Vragen van het lid Crone aan de minister van Financiën, mede namens de ministers van Volksgezondheid, Welzijn en Sport, van Defensie, van Volkshuisvesting, Ruimtelijke Ordening en Milieubeheer, van Binnenlandse Zaken en Koninkrijksrelaties en voor Vreemdelingenzaken en Integratie, over informatie die zou zijn verstrekt aan VVD-Kamerleden tijdens hun fractieweekend inzake de plannen voor het nieuwe begrotingsjaar.

De heer Crone (PvdA):

Voorzitter. Ik dank minister Zalm voor zijn aanwezigheid, want ik denk dat die op dit moment van buitengewone betekenis is. Wat lezen wij in de Volkskrant? Naast veel andere dingen staat er dat ook de VVD-bewindslieden aanwezig waren op het fractieweekend van de VVD. Ook zij kregen uitgebreid de kans om na te praten over de affaire-Wilders. Zij presenteerden tevens hun plannen voor het nieuwe begrotingsjaar aan de eigen fractie. Er is gelukkig ook veel ruimte voor inhoudelijk debat geweest op dit fractieweekend, maar op basis van informatie waarvan ik benieuwd ben welke dat was.

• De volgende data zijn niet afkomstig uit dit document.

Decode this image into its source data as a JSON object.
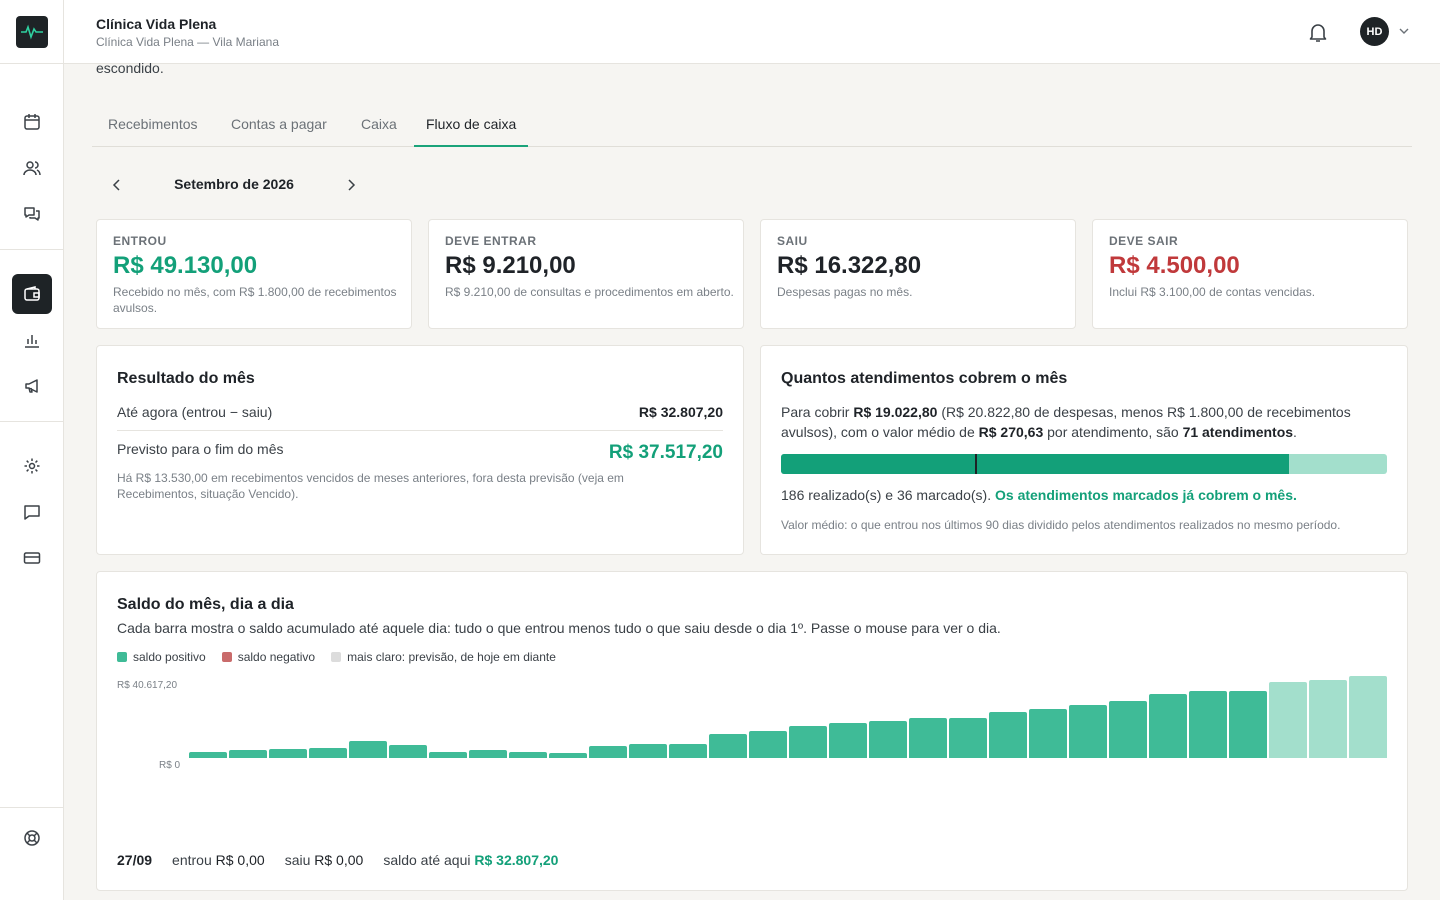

Ik heb daarom alle ministers van VVD-huize gevraagd te komen, maar ik accepteer dat de minister van Financiën als meest deskundige in begrotingszaken de honneurs voor allen waarneemt.

De voorzitter:

Ik heb de vrijheid genomen om alleen de minister van Financiën uit te nodigen. Ik dacht dat dit ook uw bedoeling was. Er is geen sprake van dat ministers zijn uitgenodigd voor deze vragen en niet zijn gekomen. Anders ontstaat er een misverstand.

De heer Crone (PvdA):

Ik begrijp waarom de VVD-ministers niet op ons fractieweekend zijn geweest. Dat was een week eerder en toen waren de kabinetsbesluiten nog niet klaar. Maar het lijkt mij nu wel logisch en een kwestie van gelijke behandeling van alle Kamerleden dat ook mijn fractie deze voorlichting krijgt van VVD-bewindslieden en uiteraard ook van CDA- en D66-bewindslieden, want wij behandelen elkaar gelijk. Het lijkt mij ook goed dat dit in het openbaar gebeurt, want Kamerleden hebben een openbare functie. Misschien is het zelfs goed als de minister dat op dit moment doet. Ik zal dan graag de ruimte aan de voorzitter vragen om het vanavond of op een ander moment te doen. Het kernbegrip van democratie is dat je met elkaar informatie deelt en op grond daarvan tot besluiten komt. Is de minister bereid dat aan alle fracties en in het bijzonder aan de Kamer als geheel te vertellen?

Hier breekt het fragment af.